The result was political, economic, and cultural integration through development of the various countries through which it passed. The travellers, merchants, traders and missionaries exchanged cultural, scientific, educational and spiritual values.

All of the countries greatly contributed to the development of this global transit network. The goods and products spread along the Silk Roads and centres of culture, science and education. Oil, carpets, raw silk, silk fabrics, cotton, weapons, dried fruits, salt, precious stones, jewellery, alum, saffron, natural dyes, polychrome pottery, ceramics, wooden utensils, non-ferrous metals, sturgeons, and caviar ironwood were just some of the long list of traded goods.
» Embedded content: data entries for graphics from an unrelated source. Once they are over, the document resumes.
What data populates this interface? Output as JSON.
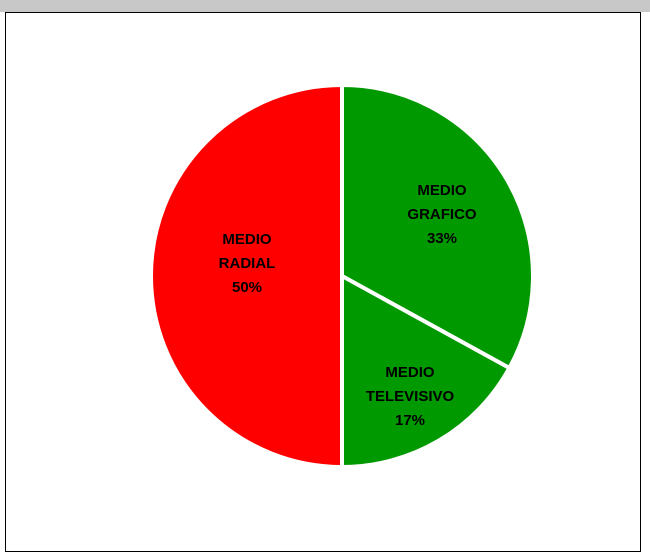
{
  "chart_data": {
    "type": "pie",
    "title": "",
    "slices": [
      {
        "label_lines": [
          "MEDIO",
          "GRAFICO"
        ],
        "value": 33,
        "percent_label": "33%",
        "color": "#009900"
      },
      {
        "label_lines": [
          "MEDIO",
          "TELEVISIVO"
        ],
        "value": 17,
        "percent_label": "17%",
        "color": "#009900"
      },
      {
        "label_lines": [
          "MEDIO",
          "RADIAL"
        ],
        "value": 50,
        "percent_label": "50%",
        "color": "#ff0000"
      }
    ],
    "start_angle_deg": 0,
    "direction": "clockwise",
    "separator_color": "#ffffff",
    "legend": "none"
  }
}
Bilateral land and sea routes linked Europe with China, Syria, India, Asia Minor, Iran, Egypt, Russia, the Arabian Peninsula, North Africa and Europe. The British laid their routes to India via Azerbaijan and Indian merchants traded in spices and cashmere fabrics in Baku and Shamakhi. Baku also served as a transit point for goods passing from China and India through the Black Sea to Constantinople.

The capital of the Ottoman empire continued to be a hub for major trade as Bursa & Istanbul provided land and sea routes into Europe and North Africa.

Across the central Asian cities of Samarkand & Bukhara the silk road thrived both east and west. Sea routes into Africa via Egypt. Trade routes were opened into the South Asia via the Khyber pass. The Karakorum highway posed difficuilty and challenges but it did not stop the merchants trading.

Goods reached every corner of the world and laid the foundation of present day trade routes and business transactions on a massive scale facilitated with modern infrastructure and technology.